1

l would like to plot histograms of three vectors sharing the same x-axis which is classes. Classes (101 string values) is a set of labels

classes={'playingguitar', 'billiards', 'boxingboxingspeedbag', 'applylipstick', 'playingsitar', 'fieldhockeypenalty', 'blowingcandles', 'longjump', 'playingdhol', 'biking', 'playingpiano', 'handstandwalking', 'playingcello', 'ropeclimbing', 'hulahoop', 'cricketshot', 'punch', 'pushups', 'floorgymnastics', 'jumpingjack', 'lunges', 'golfswing', 'bandmarching', 'skiing', 'playingtabla', 'archery', 'breaststroke', 'unevenbars', 'playingviolin', 'babycrawling', 'moppingfloor', 'bowling', 'knitting', 'rockclimbingindoor', 'shavingbeard', 'writingonboard', 'shotput', 'stillrings', 'drumming', 'applyeyemakeup', 'cuttinginkitchen', 'pizzatossing', 'soccerpenalty', 'bodyweightsquats', 'taichi', 'benchpress', 'trampolinejumping', 'playingdaf', 'pullups', 'pommelhorse', 'jumprope', 'headmassage', 'horserace', 'skijet', 'surfing', 'basketballdunk', 'polevault', 'brushingteeth', 'salsaspin', 'frontcrawl', 'horseriding', 'typing', 'throwdiscus', 'nunchucks', 'diving', 'balancebeam', 'highjump', 'volleyballspiking', 'icedancing', 'cricketbowling', 'rafting', 'yoyo', 'walkingwithdog', 'swing', 'hammering', 'mixing', 'wallpushups', 'parallelbars', 'skateboarding', 'skydiving', 'jugglingballs', 'soccerjuggling', 'kayaking', 'cleanandjerk', 'tennisswing', 'playingflute', 'javelinthrow', 'haircut', 'blowdryhair', 'cliffdiving', 'frisbeecatch', 'boxingspeedbag', 'handstandpushups', 'militaryparade', 'hammerthrow', 'rowing', 'basketball', 'baseballpitch', 'tabletennisshot', 'fencing', 'sumowrestling'}
len(classes)=101

In labels2, labels2_test, labels2_full_train we have the number of occurence of each class in different order :

from collections import Counter
import numpy as np
import matplotlib.pyplot as plt
import pylab
labels2, values2 = zip(*Counter(train2).items())
labels2_test, values_test2 = zip(*Counter(test).items())
labels2_full_train, values2_full_train = zip(*Counter(full_train).items())

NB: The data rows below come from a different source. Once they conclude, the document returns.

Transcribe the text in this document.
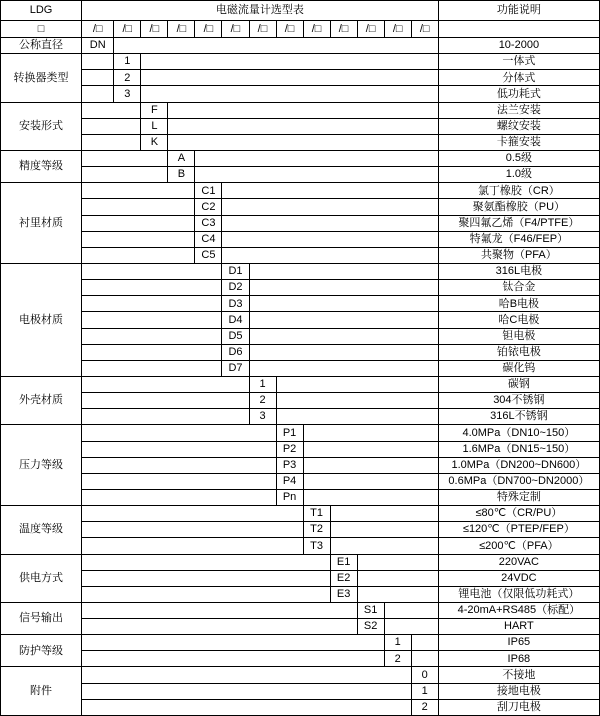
LDG	电磁流量计选型表													功能说明
□	/□	/□	/□	/□	/□	/□	/□	/□	/□	/□	/□	/□	/□	
公称直径	DN													10-2000
转换器类型		1												一体式
		2												分体式
		3												低功耗式
安装形式			F											法兰安装
			L											螺纹安装
			K											卡箍安装
精度等级				A										0.5级
				B										1.0级
衬里材质					C1									氯丁橡胶（CR）
					C2									聚氨酯橡胶（PU）
					C3									聚四氟乙烯（F4/PTFE）
					C4									特氟龙（F46/FEP）
					C5									共聚物（PFA）
电极材质						D1								316L电极
						D2								钛合金
						D3								哈B电极
						D4								哈C电极
						D5								钽电极
						D6								铂铱电极
						D7								碳化钨
外壳材质							1							碳钢
							2							304不锈钢
							3							316L不锈钢
压力等级								P1						4.0MPa（DN10~150）
								P2						1.6MPa（DN15~150）
								P3						1.0MPa（DN200~DN600）
								P4						0.6MPa（DN700~DN2000）
								Pn						特殊定制
温度等级									T1					≤80℃（CR/PU）
									T2					≤120℃（PTEP/FEP）
									T3					≤200℃（PFA）
供电方式										E1				220VAC
										E2				24VDC
										E3				锂电池（仅限低功耗式）
信号输出											S1			4-20mA+RS485（标配）
											S2			HART
防护等级												1		IP65
												2		IP68
附件													0	不接地
													1	接地电极
													2	刮刀电极
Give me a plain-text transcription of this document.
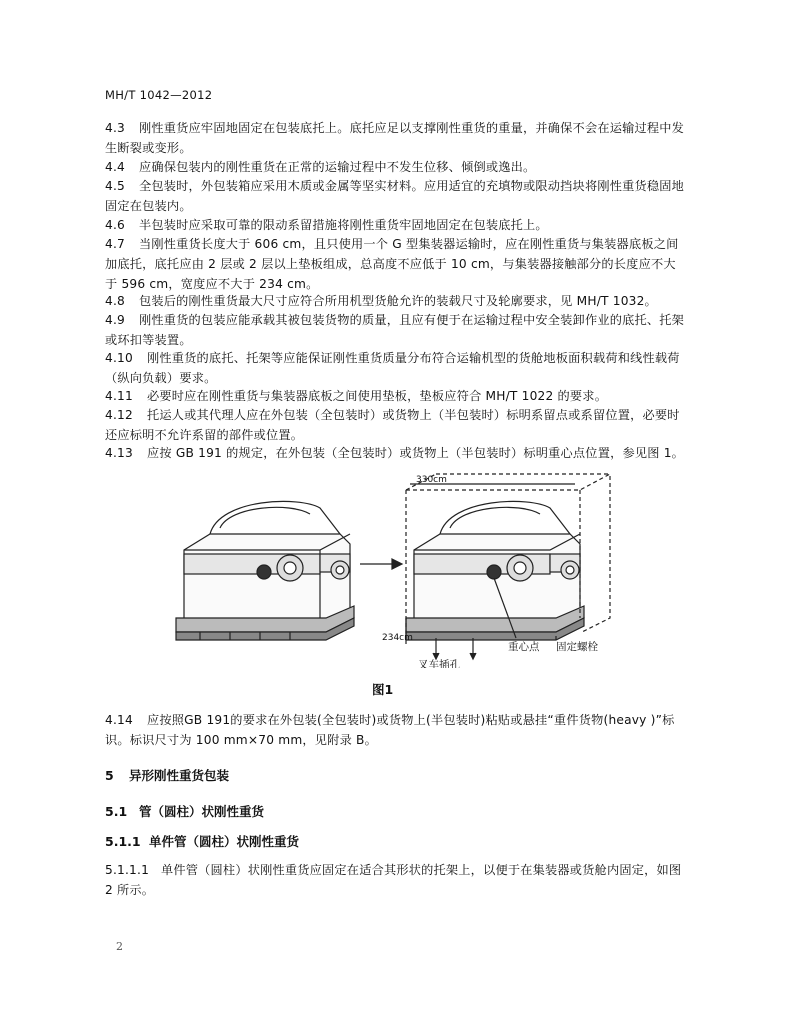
MH/T 1042—2012
4.3 刚性重货应牢固地固定在包装底托上。底托应足以支撑刚性重货的重量，并确保不会在运输过程中发生断裂或变形。
4.4 应确保包装内的刚性重货在正常的运输过程中不发生位移、倾倒或逸出。
4.5 全包装时，外包装箱应采用木质或金属等坚实材料。应用适宜的充填物或限动挡块将刚性重货稳固地固定在包装内。
4.6 半包装时应采取可靠的限动系留措施将刚性重货牢固地固定在包装底托上。
4.7 当刚性重货长度大于 606 cm，且只使用一个 G 型集装器运输时，应在刚性重货与集装器底板之间加底托，底托应由 2 层或 2 层以上垫板组成，总高度不应低于 10 cm，与集装器接触部分的长度应不大于 596 cm，宽度应不大于 234 cm。
4.8 包装后的刚性重货最大尺寸应符合所用机型货舱允许的装载尺寸及轮廓要求，见 MH/T 1032。
4.9 刚性重货的包装应能承载其被包装货物的质量，且应有便于在运输过程中安全装卸作业的底托、托架或环扣等装置。
4.10 刚性重货的底托、托架等应能保证刚性重货质量分布符合运输机型的货舱地板面积载荷和线性载荷（纵向负载）要求。
4.11 必要时应在刚性重货与集装器底板之间使用垫板，垫板应符合 MH/T 1022 的要求。
4.12 托运人或其代理人应在外包装（全包装时）或货物上（半包装时）标明系留点或系留位置，必要时还应标明不允许系留的部件或位置。
4.13 应按 GB 191 的规定，在外包装（全包装时）或货物上（半包装时）标明重心点位置，参见图 1。
330cm
234cm
叉车插孔
重心点 固定螺栓
图1
4.14 应按照GB 191的要求在外包装(全包装时)或货物上(半包装时)粘贴或悬挂“重件货物(heavy )”标识。标识尺寸为 100 mm×70 mm，见附录 B。
5 异形刚性重货包装
5.1 管（圆柱）状刚性重货
5.1.1 单件管（圆柱）状刚性重货
5.1.1.1 单件管（圆柱）状刚性重货应固定在适合其形状的托架上，以便于在集装器或货舱内固定，如图 2 所示。
2
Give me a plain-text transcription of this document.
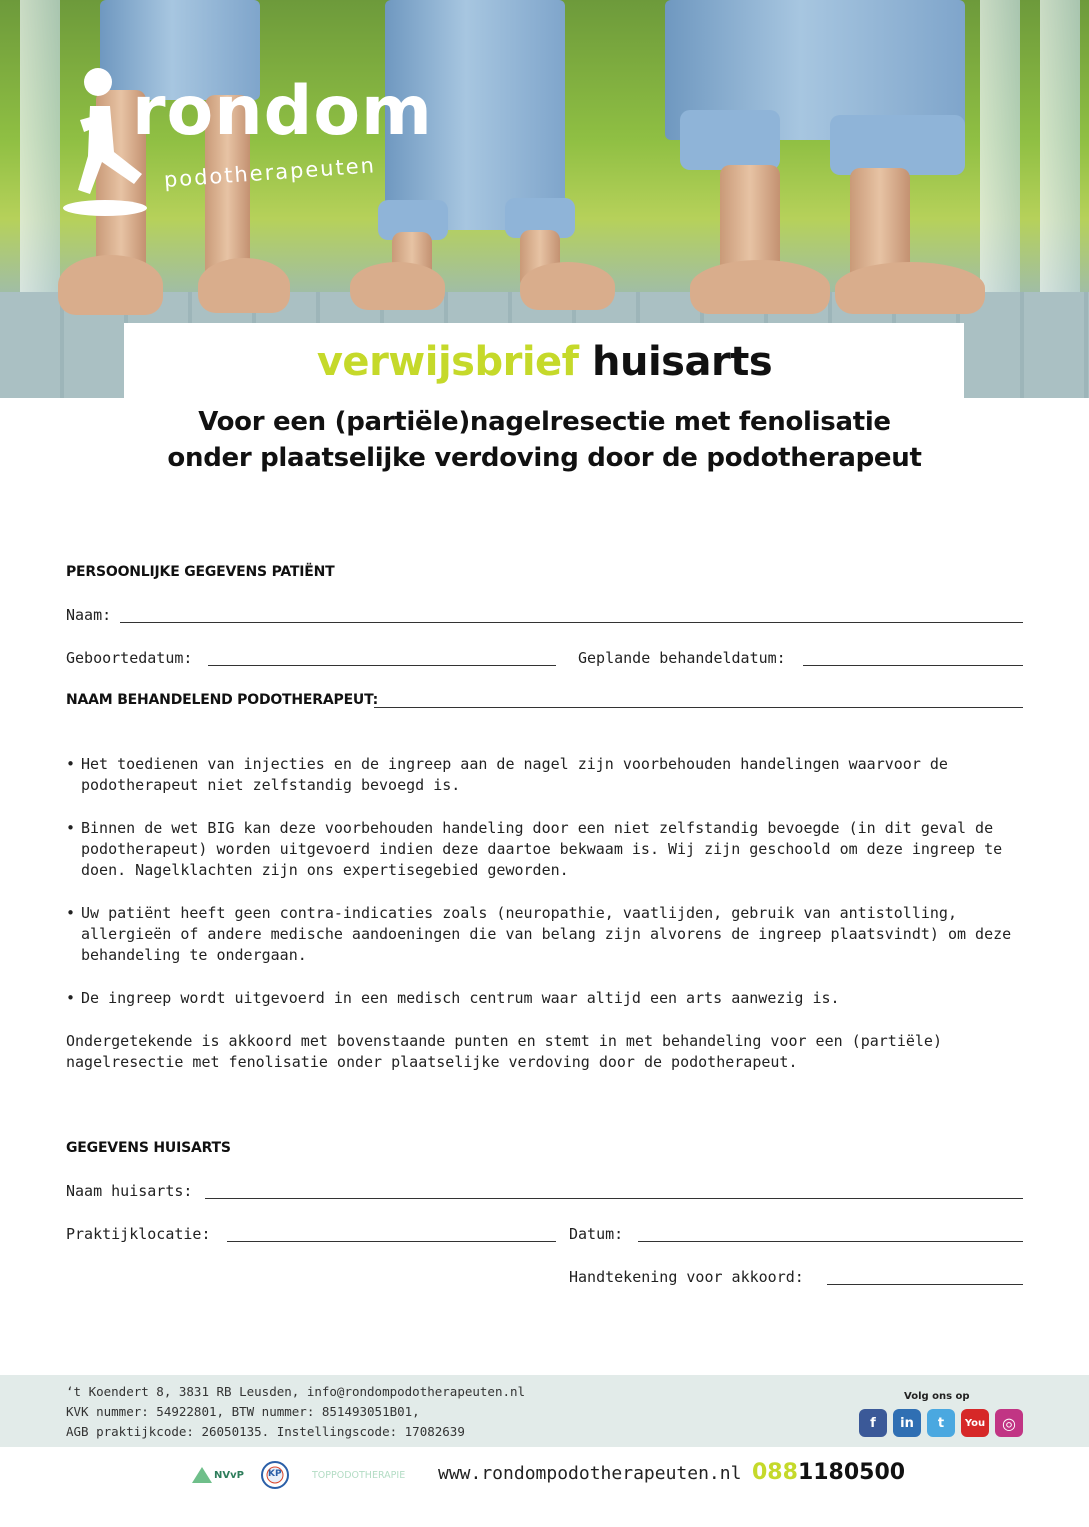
rondom
podotherapeuten
verwijsbrief huisarts
Voor een (partiële)nagelresectie met fenolisatie
onder plaatselijke verdoving door de podotherapeut
PERSOONLIJKE GEGEVENS PATIËNT
Naam:
Geboortedatum:	Geplande behandeldatum:
NAAM BEHANDELEND PODOTHERAPEUT:
• Het toedienen van injecties en de ingreep aan de nagel zijn voorbehouden handelingen waarvoor de podotherapeut niet zelfstandig bevoegd is.
• Binnen de wet BIG kan deze voorbehouden handeling door een niet zelfstandig bevoegde (in dit geval de podotherapeut) worden uitgevoerd indien deze daartoe bekwaam is. Wij zijn geschoold om deze ingreep te doen. Nagelklachten zijn ons expertisegebied geworden.
• Uw patiënt heeft geen contra-indicaties zoals (neuropathie, vaatlijden, gebruik van antistolling, allergieën of andere medische aandoeningen die van belang zijn alvorens de ingreep plaatsvindt) om deze behandeling te ondergaan.
• De ingreep wordt uitgevoerd in een medisch centrum waar altijd een arts aanwezig is.
Ondergetekende is akkoord met bovenstaande punten en stemt in met behandeling voor een (partiële) nagelresectie met fenolisatie onder plaatselijke verdoving door de podotherapeut.
GEGEVENS HUISARTS
Naam huisarts:
Praktijklocatie:	Datum:
Handtekening voor akkoord:
‘t Koendert 8, 3831 RB Leusden, info@rondompodotherapeuten.nl
KVK nummer: 54922801, BTW nummer: 851493051B01,
AGB praktijkcode: 26050135. Instellingscode: 17082639
Volg ons op
f	in	t	You	◎
NVvP	KP	TOPPODOTHERAPIE www.rondompodotherapeuten.nl 0881180500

l would like to make a plot such that x-axis represents classes and y-axis number of occurrence of each class in values2, values_test2, values2_full_train

What l have tried ?

pylab.rcParams['figure.figsize'] = (30, 10)
fig1, ax1 = plt.subplots()
ax1.tick_params(rotation=90)
ax1.plot(labels2, values2, label='train classes')
ax1.plot(labels2_test, values_test2, label='test classes')
ax1.plot(labels2_full_train,  values2_full_train, label='test classes')
ax1.set_xlabel("classes",rotation='vertical')
ax1.set_ylabel("number of examples")
ax1.set_title("data distibution")
ax1.legend(loc='best')
fig1.show()

However l get something as follow : enter image description here

since labels2, labels2_test, labels2_full_train are not ordered in the same way in

labels2, values2 = zip(*Counter(train2).items())
labels2_test, values_test2 = zip(*Counter(test).items())
labels2_full_train, values2_full_train = zip(*Counter(full_train).items())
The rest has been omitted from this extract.